Sorry to hear about your missus, hope she recovers quickly. If you run a few online quotes you will have the answer; try one without a "not at fault" and some with, you might be surprised at the difference between the two.


----------



## ipwn (Dec 1, 2009)

Contact Europa, I told my insurance I had been in a non fault claim and the other party has accepted blame and you ( my insurance ) have nothing to be involved about as I have an accident company working on my behalf. 

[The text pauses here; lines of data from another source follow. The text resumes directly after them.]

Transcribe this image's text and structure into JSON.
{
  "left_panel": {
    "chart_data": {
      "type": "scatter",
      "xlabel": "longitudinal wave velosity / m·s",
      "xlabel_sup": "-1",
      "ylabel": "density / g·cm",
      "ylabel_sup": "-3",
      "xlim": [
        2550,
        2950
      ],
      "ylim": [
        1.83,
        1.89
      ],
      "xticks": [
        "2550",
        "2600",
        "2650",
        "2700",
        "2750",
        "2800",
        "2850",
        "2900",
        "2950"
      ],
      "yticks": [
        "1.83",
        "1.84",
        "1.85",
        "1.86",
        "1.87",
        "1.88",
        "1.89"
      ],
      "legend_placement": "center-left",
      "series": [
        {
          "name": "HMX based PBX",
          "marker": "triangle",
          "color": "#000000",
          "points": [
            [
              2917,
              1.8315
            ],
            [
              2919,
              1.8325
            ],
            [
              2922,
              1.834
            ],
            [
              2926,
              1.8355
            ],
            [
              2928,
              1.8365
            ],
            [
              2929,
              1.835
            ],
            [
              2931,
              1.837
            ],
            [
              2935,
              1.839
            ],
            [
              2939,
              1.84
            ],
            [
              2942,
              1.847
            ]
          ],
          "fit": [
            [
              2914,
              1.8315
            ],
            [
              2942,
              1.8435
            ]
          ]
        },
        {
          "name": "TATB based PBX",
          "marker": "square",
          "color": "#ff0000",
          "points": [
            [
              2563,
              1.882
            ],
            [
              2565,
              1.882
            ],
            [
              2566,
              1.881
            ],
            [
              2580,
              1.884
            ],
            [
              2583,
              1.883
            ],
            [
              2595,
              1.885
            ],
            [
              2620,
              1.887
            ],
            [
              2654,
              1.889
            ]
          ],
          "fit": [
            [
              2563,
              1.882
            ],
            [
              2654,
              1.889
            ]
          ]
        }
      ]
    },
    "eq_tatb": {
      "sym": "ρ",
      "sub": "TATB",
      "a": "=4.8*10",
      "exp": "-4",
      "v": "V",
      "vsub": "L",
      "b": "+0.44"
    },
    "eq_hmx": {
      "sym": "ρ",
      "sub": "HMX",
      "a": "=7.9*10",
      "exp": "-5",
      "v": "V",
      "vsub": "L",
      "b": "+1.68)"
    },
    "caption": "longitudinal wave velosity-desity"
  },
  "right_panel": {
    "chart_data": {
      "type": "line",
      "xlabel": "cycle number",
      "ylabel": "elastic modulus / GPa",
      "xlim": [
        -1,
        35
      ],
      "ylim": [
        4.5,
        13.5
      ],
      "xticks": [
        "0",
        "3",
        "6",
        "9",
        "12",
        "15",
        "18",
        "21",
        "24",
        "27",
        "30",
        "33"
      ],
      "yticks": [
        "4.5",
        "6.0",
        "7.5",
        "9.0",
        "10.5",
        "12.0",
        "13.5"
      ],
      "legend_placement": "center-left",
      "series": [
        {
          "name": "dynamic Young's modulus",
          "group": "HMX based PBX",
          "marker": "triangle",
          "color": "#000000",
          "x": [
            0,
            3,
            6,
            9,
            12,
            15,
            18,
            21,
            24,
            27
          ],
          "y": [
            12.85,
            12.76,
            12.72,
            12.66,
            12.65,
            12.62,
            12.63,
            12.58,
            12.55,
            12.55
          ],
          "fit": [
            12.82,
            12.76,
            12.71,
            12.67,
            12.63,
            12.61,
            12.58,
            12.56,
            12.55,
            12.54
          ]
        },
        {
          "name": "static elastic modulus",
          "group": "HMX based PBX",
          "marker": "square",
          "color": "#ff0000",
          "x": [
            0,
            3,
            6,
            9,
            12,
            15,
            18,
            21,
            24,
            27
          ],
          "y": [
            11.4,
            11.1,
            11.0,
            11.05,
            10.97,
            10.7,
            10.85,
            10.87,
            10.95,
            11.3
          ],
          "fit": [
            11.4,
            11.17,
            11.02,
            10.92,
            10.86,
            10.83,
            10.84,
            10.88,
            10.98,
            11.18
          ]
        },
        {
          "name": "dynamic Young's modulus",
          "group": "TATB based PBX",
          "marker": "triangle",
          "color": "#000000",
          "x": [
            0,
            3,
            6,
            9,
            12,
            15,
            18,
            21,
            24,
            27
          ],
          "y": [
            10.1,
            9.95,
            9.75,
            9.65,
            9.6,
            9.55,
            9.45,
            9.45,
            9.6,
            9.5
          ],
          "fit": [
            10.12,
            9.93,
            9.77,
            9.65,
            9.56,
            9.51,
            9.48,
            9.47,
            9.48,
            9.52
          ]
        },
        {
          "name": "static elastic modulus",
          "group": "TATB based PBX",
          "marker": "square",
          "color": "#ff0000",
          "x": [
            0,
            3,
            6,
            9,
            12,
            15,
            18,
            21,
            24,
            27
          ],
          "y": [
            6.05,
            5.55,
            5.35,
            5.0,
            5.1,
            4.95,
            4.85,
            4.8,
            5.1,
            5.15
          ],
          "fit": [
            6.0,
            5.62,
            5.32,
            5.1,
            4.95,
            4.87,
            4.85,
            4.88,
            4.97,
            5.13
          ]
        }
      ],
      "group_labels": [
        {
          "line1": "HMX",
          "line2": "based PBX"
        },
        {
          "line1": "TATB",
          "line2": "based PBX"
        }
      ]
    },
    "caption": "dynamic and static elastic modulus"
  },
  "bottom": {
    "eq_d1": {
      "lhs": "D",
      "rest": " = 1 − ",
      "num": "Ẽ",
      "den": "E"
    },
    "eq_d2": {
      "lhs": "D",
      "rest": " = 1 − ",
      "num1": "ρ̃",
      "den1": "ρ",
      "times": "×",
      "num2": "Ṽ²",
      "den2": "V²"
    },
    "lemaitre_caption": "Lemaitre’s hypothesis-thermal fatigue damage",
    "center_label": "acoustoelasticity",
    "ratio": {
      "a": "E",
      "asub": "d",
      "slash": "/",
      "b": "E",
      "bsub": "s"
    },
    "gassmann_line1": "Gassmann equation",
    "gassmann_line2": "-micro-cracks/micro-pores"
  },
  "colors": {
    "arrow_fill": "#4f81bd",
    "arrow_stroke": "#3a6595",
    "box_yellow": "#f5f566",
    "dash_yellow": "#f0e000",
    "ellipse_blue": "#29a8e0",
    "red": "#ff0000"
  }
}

They said they accepted this and will completely resign from any involvement with this accident.


----------



## Avanti (Jan 17, 2006)

Hope you Mrs recovers speedily, I had a rear shunt in August and my renewal had increased in November even though the 3rd party had accepted full liability


----------



## Veracocha (Oct 5, 2009)

ipwn said:


> Contact Europa, I told my insurance I had been in a non fault claim and the other party has accepted blame and you ( my insurance ) have nothing to be involved about as I have an accident company working on my behalf.
> 
> They said they accepted this and will completely resign from any involvement with this accident.


Bonus that. The way most insurers work is they ask have you been in an accident (regardless of fault) and if you don't declare it (regardless of fault) they may not pay out.


----------



## pete330 (Apr 18, 2006)

You will have to declare it for 3-5 years and you will notice a increase on insurance

Its all a big con


----------